Thursday, 19 June 2014

Pet Sounds


Spring is here.   For Gerad Manley Hopkins,
Nothing is so beautiful as Spring –         
   When weeds, in wheels, shoot long and lovely and lush;         
   Thrush’s eggs look little low heavens, and thrush         
Through the echoing timber does so rinse and wring         
The ear, it strikes like lightnings to hear him sing; 
For me, spring is cleaning tomcat piss out of the house.
Every spring, Tomcats come in, twriling their whiskery 'taches, only to be disappointed by our neutered cats.  In sexual frustration, they mark their territoty with a "i could've if I'd wanted to..." message written in foul-smelling musk.
Our cats don't much like Tomcats and they don't much like the food we give them.  Rather than eat the frankly rather nice-smelling tinned crap we offer, they go off to get better food elsewhere.  Much better food.  It's not unusual for them to return home only to sick up pheasant, smoked salmon and plovers eggs all over the house.  It's a sad state of affairs when the best food in the house is the cat sick.
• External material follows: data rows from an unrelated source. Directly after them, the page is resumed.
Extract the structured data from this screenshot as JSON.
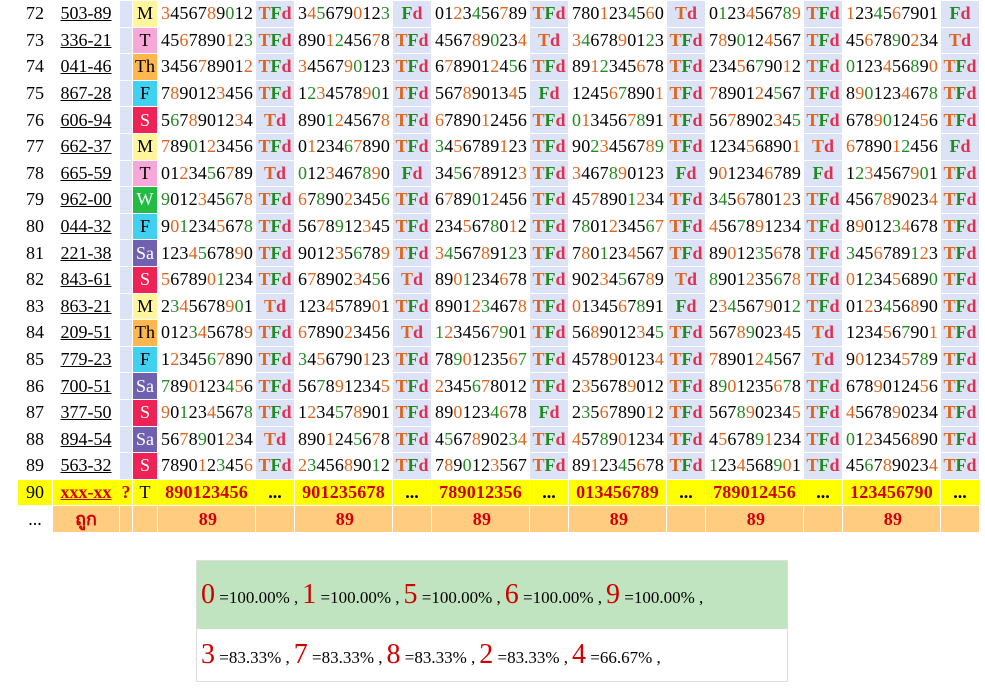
{
  "rows": [
    {
      "no": "72",
      "code": "503-89",
      "day": "M",
      "nums": [
        "3456789012",
        "3456790123",
        "0123456789",
        "7801234560",
        "0123456789",
        "1234567901"
      ],
      "res": [
        "TFd",
        "Fd",
        "TFd",
        "Td",
        "TFd",
        "Fd"
      ]
    },
    {
      "no": "73",
      "code": "336-21",
      "day": "T",
      "nums": [
        "4567890123",
        "8901245678",
        "4567890234",
        "3467890123",
        "7890124567",
        "4567890234"
      ],
      "res": [
        "TFd",
        "TFd",
        "Td",
        "TFd",
        "TFd",
        "Td"
      ]
    },
    {
      "no": "74",
      "code": "041-46",
      "day": "Th",
      "nums": [
        "3456789012",
        "3456790123",
        "6789012456",
        "8912345678",
        "2345679012",
        "0123456890"
      ],
      "res": [
        "TFd",
        "TFd",
        "TFd",
        "TFd",
        "TFd",
        "TFd"
      ]
    },
    {
      "no": "75",
      "code": "867-28",
      "day": "F",
      "nums": [
        "7890123456",
        "1234578901",
        "5678901345",
        "1245678901",
        "7890124567",
        "8901234678"
      ],
      "res": [
        "TFd",
        "TFd",
        "Fd",
        "TFd",
        "TFd",
        "TFd"
      ]
    },
    {
      "no": "76",
      "code": "606-94",
      "day": "S",
      "nums": [
        "5678901234",
        "8901245678",
        "6789012456",
        "0134567891",
        "5678902345",
        "6789012456"
      ],
      "res": [
        "Td",
        "TFd",
        "TFd",
        "TFd",
        "TFd",
        "TFd"
      ]
    },
    {
      "no": "77",
      "code": "662-37",
      "day": "M",
      "nums": [
        "7890123456",
        "0123467890",
        "3456789123",
        "9023456789",
        "1234568901",
        "6789012456"
      ],
      "res": [
        "TFd",
        "TFd",
        "TFd",
        "TFd",
        "Td",
        "Fd"
      ]
    },
    {
      "no": "78",
      "code": "665-59",
      "day": "T",
      "nums": [
        "0123456789",
        "0123467890",
        "3456789123",
        "3467890123",
        "9012346789",
        "1234567901"
      ],
      "res": [
        "Td",
        "Fd",
        "TFd",
        "Fd",
        "Fd",
        "TFd"
      ]
    },
    {
      "no": "79",
      "code": "962-00",
      "day": "W",
      "nums": [
        "9012345678",
        "6789023456",
        "6789012456",
        "4578901234",
        "3456780123",
        "4567890234"
      ],
      "res": [
        "TFd",
        "TFd",
        "TFd",
        "TFd",
        "TFd",
        "TFd"
      ]
    },
    {
      "no": "80",
      "code": "044-32",
      "day": "F",
      "nums": [
        "9012345678",
        "5678912345",
        "2345678012",
        "7801234567",
        "4567891234",
        "8901234678"
      ],
      "res": [
        "TFd",
        "TFd",
        "TFd",
        "TFd",
        "TFd",
        "TFd"
      ]
    },
    {
      "no": "81",
      "code": "221-38",
      "day": "Sa",
      "nums": [
        "1234567890",
        "9012356789",
        "3456789123",
        "7801234567",
        "8901235678",
        "3456789123"
      ],
      "res": [
        "TFd",
        "TFd",
        "TFd",
        "TFd",
        "TFd",
        "TFd"
      ]
    },
    {
      "no": "82",
      "code": "843-61",
      "day": "S",
      "nums": [
        "5678901234",
        "6789023456",
        "8901234678",
        "9023456789",
        "8901235678",
        "0123456890"
      ],
      "res": [
        "TFd",
        "Td",
        "TFd",
        "Td",
        "TFd",
        "TFd"
      ]
    },
    {
      "no": "83",
      "code": "863-21",
      "day": "M",
      "nums": [
        "2345678901",
        "1234578901",
        "8901234678",
        "0134567891",
        "2345679012",
        "0123456890"
      ],
      "res": [
        "Td",
        "TFd",
        "TFd",
        "Fd",
        "TFd",
        "TFd"
      ]
    },
    {
      "no": "84",
      "code": "209-51",
      "day": "Th",
      "nums": [
        "0123456789",
        "6789023456",
        "1234567901",
        "5689012345",
        "5678902345",
        "1234567901"
      ],
      "res": [
        "TFd",
        "Td",
        "TFd",
        "TFd",
        "Td",
        "TFd"
      ]
    },
    {
      "no": "85",
      "code": "779-23",
      "day": "F",
      "nums": [
        "1234567890",
        "3456790123",
        "7890123567",
        "4578901234",
        "7890124567",
        "9012345789"
      ],
      "res": [
        "TFd",
        "TFd",
        "TFd",
        "TFd",
        "Td",
        "TFd"
      ]
    },
    {
      "no": "86",
      "code": "700-51",
      "day": "Sa",
      "nums": [
        "7890123456",
        "5678912345",
        "2345678012",
        "2356789012",
        "8901235678",
        "6789012456"
      ],
      "res": [
        "TFd",
        "TFd",
        "TFd",
        "TFd",
        "TFd",
        "TFd"
      ]
    },
    {
      "no": "87",
      "code": "377-50",
      "day": "S",
      "nums": [
        "9012345678",
        "1234578901",
        "8901234678",
        "2356789012",
        "5678902345",
        "4567890234"
      ],
      "res": [
        "TFd",
        "TFd",
        "Fd",
        "TFd",
        "TFd",
        "TFd"
      ]
    },
    {
      "no": "88",
      "code": "894-54",
      "day": "Sa",
      "nums": [
        "5678901234",
        "8901245678",
        "4567890234",
        "4578901234",
        "4567891234",
        "0123456890"
      ],
      "res": [
        "Td",
        "TFd",
        "TFd",
        "TFd",
        "TFd",
        "TFd"
      ]
    },
    {
      "no": "89",
      "code": "563-32",
      "day": "S",
      "nums": [
        "7890123456",
        "2345689012",
        "7890123567",
        "8912345678",
        "1234568901",
        "4567890234"
      ],
      "res": [
        "TFd",
        "TFd",
        "TFd",
        "TFd",
        "TFd",
        "TFd"
      ]
    }
  ],
  "current": {
    "no": "90",
    "code": "xxx-xx",
    "q": "?",
    "day": "T",
    "nums": [
      "890123456",
      "901235678",
      "789012356",
      "013456789",
      "789012456",
      "123456790"
    ],
    "res": [
      "...",
      "...",
      "...",
      "...",
      "...",
      "..."
    ]
  },
  "footer": {
    "no": "...",
    "label": "ถูก",
    "vals": [
      "89",
      "89",
      "89",
      "89",
      "89",
      "89"
    ]
  },
  "stats_line1": [
    {
      "digit": "0",
      "pct": "=100.00%"
    },
    {
      "digit": "1",
      "pct": "=100.00%"
    },
    {
      "digit": "5",
      "pct": "=100.00%"
    },
    {
      "digit": "6",
      "pct": "=100.00%"
    },
    {
      "digit": "9",
      "pct": "=100.00%"
    }
  ],
  "stats_line2": [
    {
      "digit": "3",
      "pct": "=83.33%"
    },
    {
      "digit": "7",
      "pct": "=83.33%"
    },
    {
      "digit": "8",
      "pct": "=83.33%"
    },
    {
      "digit": "2",
      "pct": "=83.33%"
    },
    {
      "digit": "4",
      "pct": "=66.67%"
    }
  ]
}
Cats are crap - any vermin they catch are outweighed by all the songbirds they tuck into.  £600 vet bills do not work in their favour either.  The bastards.

I fail to see the purpose of pets.  They can't be eaten or milked - their only products are copious amounts of piss, shit, vomit and hair.  They have no value whatsoever.

It could be argued that pets provide comfort and warmth to lonely people.   But so does masturbation - with the added advantage that unless you're doing some very specialist masturbation, you're unlikely to end up with a garden full of shit.

We had a dog when I was a kid.  It was a Brussels Griffon that we had adopted when its owner died.  It looked like a hairy woodlouse with a punched-in face.   Like all dogs, it had a range of unpleasant habits - rolling in fox-shit, eating fox-shit and then trying to share the fox-shit with humans.  But its worst habit was in the car.   During a journey, it would pace up and down the parcel shelf.  It had associated the ticking of the indicator with stopping.  When the indicator went, it would get all excited.  But when it realised that we weren't stopping, it would snort in exasperation and blow a spray of dog snot over whoever was in the back seat - usually me.  It was a shit dog that only ever did one useful thing when it took on a rat the same size as itself and won.  The fucker - I'd backed the rat to win.


Dogs are crap too - the questionable joys of dogging are somewhat diminished by having to swing a little bag of dog shit as a come-on signal.

Another dog issue is that I won’t have anything in the house that can lick its own bollocks.  The jealousy eats me up.

Rabbits are crap - they start to think that they're human and then go psychotic and annex large areas of the house.  Ever met someone who has a house rabbit that *doesn't* have it's own room  - a room that the homeowners are scared to go into?  Seriously, invite a rabbit into your house and before you know it. it'll be doing more illegal invasions that Tony Blair.

Fish aren't even pets - they're just things that move in water.  Turds bobbing in a ditch are just as visually stimulating.

Just about the only decent pets are Hamsters. They're great - but not for the usual cute, fluffy, bollock-chopped nonsense.  Nor for the Richard Gere reasons.   No.  Hamsters are great because they invariably shit themselves to death within a month and so teach your children all about mortality.   How much easier it is to explain death when the hamster has shown the way.

Hamster fact - all hamsters are descended from one family caught in the Syrian desert in the 1920s.  That's a gene pool so small that the Forest of Dean can only gape in multi-fingered envy. This fact is, in fact, a fact.

Hamster fact -  There's so much inbreeding among hamsters that they're natural banjo players. You can get special hamster banjoes on eBay. Less of a fact, this one.